The problem it solves
Look at this configuration and ask: how many DataSource instances get created?
@Configuration
public class AppConfig {
@Bean
public DataSource dataSource() {
return new HikariDataSource(/* ... */);
}
@Bean
public OrderRepository orderRepository() {
return new OrderRepository(dataSource()); // <-- direct method call!
}
@Bean
public ReportService reportService() {
return new ReportService(dataSource()); // <-- another direct call!
}
}
dataSource() is called three times by ordinary Java semantics (once by Spring, twice from the other methods). Without intervention you'd get three separate Hikari pools — a disaster. Yet with @Configuration, all three see the same single DataSource.
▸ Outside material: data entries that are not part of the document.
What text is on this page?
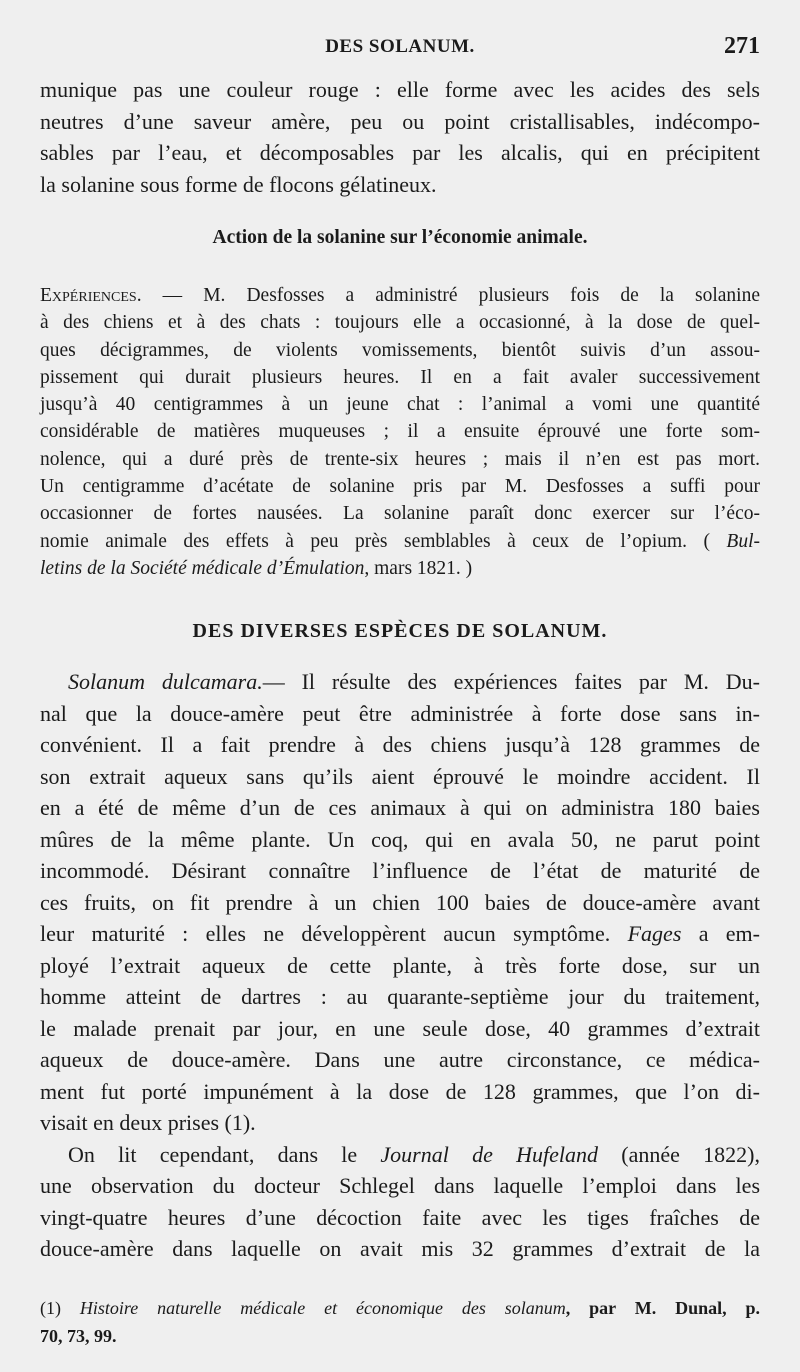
DES SOLANUM.	271
munique pas une couleur rouge : elle forme avec les acides des sels
neutres d’une saveur amère, peu ou point cristallisables, indécompo-
sables par l’eau, et décomposables par les alcalis, qui en précipitent
la solanine sous forme de flocons gélatineux.
Action de la solanine sur l’économie animale.
Expériences. — M. Desfosses a administré plusieurs fois de la solanine
à des chiens et à des chats : toujours elle a occasionné, à la dose de quel-
ques décigrammes, de violents vomissements, bientôt suivis d’un assou-
pissement qui durait plusieurs heures. Il en a fait avaler successivement
jusqu’à 40 centigrammes à un jeune chat : l’animal a vomi une quantité
considérable de matières muqueuses ; il a ensuite éprouvé une forte som-
nolence, qui a duré près de trente-six heures ; mais il n’en est pas mort.
Un centigramme d’acétate de solanine pris par M. Desfosses a suffi pour
occasionner de fortes nausées. La solanine paraît donc exercer sur l’éco-
nomie animale des effets à peu près semblables à ceux de l’opium. ( Bul-
letins de la Société médicale d’Émulation, mars 1821. )
DES DIVERSES ESPÈCES DE SOLANUM.
Solanum dulcamara.— Il résulte des expériences faites par M. Du-
nal que la douce-amère peut être administrée à forte dose sans in-
convénient. Il a fait prendre à des chiens jusqu’à 128 grammes de
son extrait aqueux sans qu’ils aient éprouvé le moindre accident. Il
en a été de même d’un de ces animaux à qui on administra 180 baies
mûres de la même plante. Un coq, qui en avala 50, ne parut point
incommodé. Désirant connaître l’influence de l’état de maturité de
ces fruits, on fit prendre à un chien 100 baies de douce-amère avant
leur maturité : elles ne développèrent aucun symptôme. Fages a em-
ployé l’extrait aqueux de cette plante, à très forte dose, sur un
homme atteint de dartres : au quarante-septième jour du traitement,
le malade prenait par jour, en une seule dose, 40 grammes d’extrait
aqueux de douce-amère. Dans une autre circonstance, ce médica-
ment fut porté impunément à la dose de 128 grammes, que l’on di-
visait en deux prises (1).
On lit cependant, dans le Journal de Hufeland (année 1822),
une observation du docteur Schlegel dans laquelle l’emploi dans les
vingt-quatre heures d’une décoction faite avec les tiges fraîches de
douce-amère dans laquelle on avait mis 32 grammes d’extrait de la
(1) Histoire naturelle médicale et économique des solanum, par M. Dunal, p.
70, 73, 99.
How the CGLIB proxy delivers that
When Spring processes a @Configuration class, a ConfigurationClassPostProcessor "enhances" it by generating a CGLIB subclass at runtime. The subclass overrides each @Bean method. When code calls dataSource() from inside orderRepository(), it actually hits the proxy's override, which checks the container: "has the dataSource singleton already been created? If yes, return the cached one; if not, invoke the real method, register the result, and return it."
So the direct method call is transparently rerouted through the container's singleton cache. That's why inter-@Bean calls respect bean scope — it's not normal Java method dispatch, it's a proxied lookup.
Why a subclass (and the constraint it imposes)
CGLIB works by subclassing and overriding, which is why a @Configuration class (and its @Bean methods) must not be final and must not be private — there'd be nothing to override. This is also why @Configuration classes shouldn't be declared final.
The contrast
A @Bean method declared inside a plain @Component (or any non-@Configuration class) is in "lite mode" — no CGLIB proxy, so a direct call to another @Bean method is just a normal Java call that creates a new instance, bypassing the container. That difference is exactly what the proxyBeanMethods flag controls.